In the view of the Venice Commission, the activities defined by the Law as extremist and enabling the authorities to issue preventive and corrective measures do not all contain an element of violence and are not all defined with sufficient precision to allow an individual to regulate his or her conduct or the activities of an organisation so as to avoid the application of such measures. Where definitions are lacking the necessary precision, a law such as the Extremism Law dealing with very sensitive rights and carrying potential dangers to individuals and NGOs can be interpreted in harmful ways. The assurances of the authorities that the negative effects would be avoided thanks to the guidelines of the Supreme Court, the interpretation of the Russian Institute for Legislation and Comparative Law or good faith are not sufficient to satisfy the relevant international requirements.

 

The specific instruments that the Law provides for in order to counter extremism - the written warnings and notices - and the related punitive measures (liquidation and/or ban on the activities of public religious or other organisations, closure of media outlets) raise problems in the light of the freedom of association and the freedom of expression as protected by the ECHR and need to be adequately amended.

 

The Venice Commission recalls that it is of crucial importance that, in a law such as the Extremism Law, which has the capacity of imposing severe restrictions on fundamental freedoms, a consistent and proportionate approach that avoids all arbitrariness be taken. As such, the Extremism Law has the capacity of imposing disproportionate restrictions of fundamental rights and freedoms as enshrined in the European Convention on Human Rights (in particular Articles 6, 9, 10 and 11) and infringe the principles of legality, necessity and proportionality.
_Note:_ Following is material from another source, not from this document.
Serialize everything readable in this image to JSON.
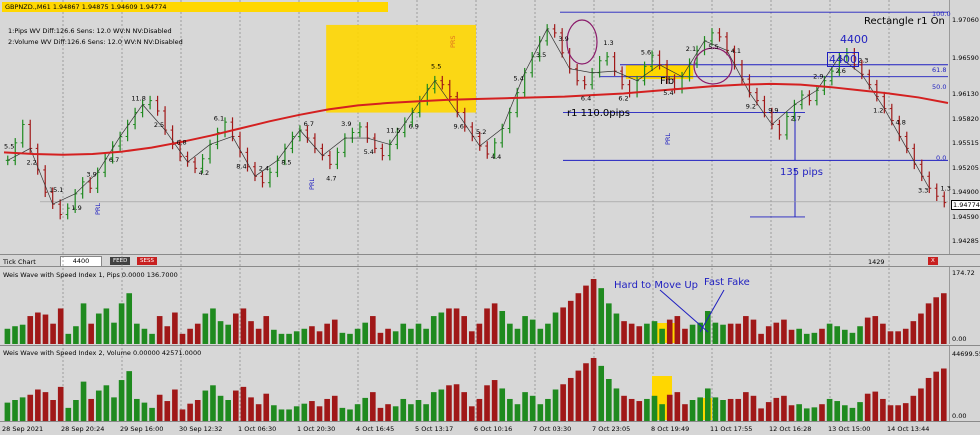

In the light of the above comments, the Venice Commission recommends that this fundamental shortcoming be addressed in relation to each of the definitions and instruments provided by the Law in order to bring them in line with the European Convention on Human Rights.

 

The Venice Commission remains at the disposal of the Russian authorities should they require assistance.


Text of the opinion CDL-AD(2012)016

[1] “Fight against extremism: achievements, deficiencies and failures”, Parliamentary Assembly Recommendation 1933 (2010).